Storage Optimization

Economic Woes and Storage

Posted in Storage by storageoptimization on October 6, 2008
Tags: , , , , , ,

Every major business magazine has a cover story this week on the economic turmoil that’s gripping the credit markets, Wall Street, and the rest of us. Every one, that is, except Forbes, which chose to put John Chambers, CEO of Cisco on its cover this week. No doubt, some editors over there are wishing they’d made a different choice at this moment–but leaving that aside, in some ways this story says more about the economy than any of the others.

Cisco, the article demonstrates, has jumped in with both feet into the area with the greatest promise: data centers. This unglamorous chunk of reality that underlies all the fun and fancy Web 2.0 that, for now, is keeping Silicon Valley from tanking along with the rest of the economy. (Unless you believe the NYT, of course.)

To quote the Forbes article: “This is what the online computing revolution has become, a giant electricity hog of Internet searches, phone calls, blog posts, wireless downloads, bank transactions and office documents. And video, lots and lots of video. ” The article also includes a chart comparing new server spending v. power and cooling costs.

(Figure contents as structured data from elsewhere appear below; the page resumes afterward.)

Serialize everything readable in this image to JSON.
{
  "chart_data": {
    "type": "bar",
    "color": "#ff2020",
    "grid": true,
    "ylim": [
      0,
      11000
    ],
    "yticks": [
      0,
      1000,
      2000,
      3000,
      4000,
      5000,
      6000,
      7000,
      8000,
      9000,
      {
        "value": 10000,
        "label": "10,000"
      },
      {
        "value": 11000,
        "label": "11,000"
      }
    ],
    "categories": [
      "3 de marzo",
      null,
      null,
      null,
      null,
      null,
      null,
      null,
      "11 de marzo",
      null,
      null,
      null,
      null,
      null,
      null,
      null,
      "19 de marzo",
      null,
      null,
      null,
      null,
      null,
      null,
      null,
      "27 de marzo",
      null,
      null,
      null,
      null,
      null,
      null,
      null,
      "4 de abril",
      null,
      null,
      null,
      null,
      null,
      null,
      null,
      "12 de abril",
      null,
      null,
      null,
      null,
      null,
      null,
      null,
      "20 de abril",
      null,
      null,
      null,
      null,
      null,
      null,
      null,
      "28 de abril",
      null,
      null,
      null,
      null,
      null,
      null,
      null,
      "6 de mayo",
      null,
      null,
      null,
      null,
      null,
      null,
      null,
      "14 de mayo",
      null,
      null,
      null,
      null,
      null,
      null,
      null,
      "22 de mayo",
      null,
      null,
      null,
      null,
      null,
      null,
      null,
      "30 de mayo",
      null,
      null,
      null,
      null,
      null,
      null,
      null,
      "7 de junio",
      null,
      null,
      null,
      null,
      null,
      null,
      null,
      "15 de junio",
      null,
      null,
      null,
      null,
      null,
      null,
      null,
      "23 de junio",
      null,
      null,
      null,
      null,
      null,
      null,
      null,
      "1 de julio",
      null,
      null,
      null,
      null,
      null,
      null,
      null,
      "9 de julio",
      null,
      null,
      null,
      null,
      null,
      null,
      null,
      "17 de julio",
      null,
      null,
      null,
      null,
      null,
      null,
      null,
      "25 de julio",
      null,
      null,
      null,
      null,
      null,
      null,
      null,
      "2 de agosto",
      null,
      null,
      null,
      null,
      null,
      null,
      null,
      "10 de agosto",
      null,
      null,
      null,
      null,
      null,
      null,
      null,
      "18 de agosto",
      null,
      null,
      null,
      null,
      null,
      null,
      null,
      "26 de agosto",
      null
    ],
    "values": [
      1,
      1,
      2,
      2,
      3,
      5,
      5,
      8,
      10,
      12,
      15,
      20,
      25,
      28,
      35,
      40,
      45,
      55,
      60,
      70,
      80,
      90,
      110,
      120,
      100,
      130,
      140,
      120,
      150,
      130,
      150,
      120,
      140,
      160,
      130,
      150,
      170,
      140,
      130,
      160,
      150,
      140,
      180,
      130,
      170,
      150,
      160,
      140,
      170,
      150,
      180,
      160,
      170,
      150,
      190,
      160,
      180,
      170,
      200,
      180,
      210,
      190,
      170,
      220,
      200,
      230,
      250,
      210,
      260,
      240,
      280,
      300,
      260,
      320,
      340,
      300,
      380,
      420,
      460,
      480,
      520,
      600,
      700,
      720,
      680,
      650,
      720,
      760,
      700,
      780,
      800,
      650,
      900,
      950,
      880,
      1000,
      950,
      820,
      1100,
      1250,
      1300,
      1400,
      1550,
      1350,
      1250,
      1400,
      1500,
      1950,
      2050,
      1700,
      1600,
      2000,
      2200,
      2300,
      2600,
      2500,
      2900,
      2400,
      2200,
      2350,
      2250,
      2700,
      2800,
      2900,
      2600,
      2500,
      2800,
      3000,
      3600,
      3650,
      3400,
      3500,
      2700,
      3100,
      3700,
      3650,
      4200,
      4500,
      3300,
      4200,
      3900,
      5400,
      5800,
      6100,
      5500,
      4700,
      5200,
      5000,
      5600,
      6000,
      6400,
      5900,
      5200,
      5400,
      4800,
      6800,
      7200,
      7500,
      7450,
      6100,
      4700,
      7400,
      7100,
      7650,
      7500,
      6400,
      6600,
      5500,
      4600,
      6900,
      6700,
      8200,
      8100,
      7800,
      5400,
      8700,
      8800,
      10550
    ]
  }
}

All of which leads us to the inexorable conclusion–which TechTarget’s Dave Raffo refers to in a recent post–that one of the few places that is sheltered from the current storm is anything that reduces the cost of storage. So yes, storage optimization is the place to be in today’s tough economic climate. But the main point is that it could help keep lots of companies afloat that might otherwise crumple under the weight of their storage costs.

Are you Content Aware?

Posted in Analyst,Storage by storageoptimization on October 2, 2008
Tags: , ,
Storage analyst Robin Harris commented on the storage story of the week–NetApp’s Guarantee that virtualization will mean a 50% gain in storage capacity for its customers. 
Harris’s take on the announcement is that dedupe for primary storage could be “the next big win for IT shops.” Perhaps, but let’s keep in mind that NetApp dedupe is very simple. It only finds duplicate blocks at NetApp WAFL 4K block boundaries. The reason that they are positioning it as a big win for VMware users is that virtual machines (static images of whole operating systems) are exactly one of the few places where you’ll find lots of dupes in primary storage on block-aligned boundaries.
Here is my take: The best results in dedupe for primary storage are going to be from applications that can recognize file types and understand how to find the duplicate information in them. That is where the big wins in dedupe for primary storage are going to be.
Consider this typical scenario: I create a PowerPoint and email it to someone else. They save it, open it, and make an edit – add a slide, or even just edit a bullet or two. That small edit will mean that none of the redundant content of that file falls on the same NetApp WAFL block boundaries. So although the two files are almost entirely the same, you won’t see good dedupe results on them.
A content-aware solution – which combines both information-level dedupe with content-aware compression – should be able to get 10:1 compression on most typical file mixes (especially those Office and engineering ones). A 10:1 ratio is the same as 90% reduction, so if you can shrink 80% of your data by 90%, so can get a pretty good handle on how big the win could be. And by the way, It’s not necessarily a bad thing for the guys who sell disks, either, because what happens when you can get that kind of win is that you start to think differently about what you can store, and how long you can store it for. For example, at my company Ocarina Networks (, we have a customer that plans to store a snapshot a day online for every day’s data for 10 years. That wouldn’t be possible without some drastic deduplication.
Block level dedupe – whether simple block-aligned like NetApp or sliding window like market leader Data Domain – is only going to find a small subset of the duplicate or redundant information in primary storage. That’s because most file types that drive storage growth in primary (or nearline) storage are compressed. Compression will cause the contents of a file to be recomputed – and to look random – every time a file is changed. So if I store a photo, then open it and edit one pixel and save the new version as a new file, there won’t be a single duplicate block at the disk level. On the other hand, almost the entire file is duplicate information.    
Can you find a duplicate graphic that was used in a Powerpoint, a Word document, and a PDF? Powerpoint and Word both compress with a variant of zip; PDF compressed with deflate. Even if the graphic is identical, block level dedupe won’t find the duplicate graphics because they are not stored identically on disk. You need something that can find duplicate data at the information level. Finally, there are pretty concrete data that say that about 80% of the file data on NAS is a candidate for deduplication.
With all that in mind, don’t you think content aware optimization is going to be the next truly big win?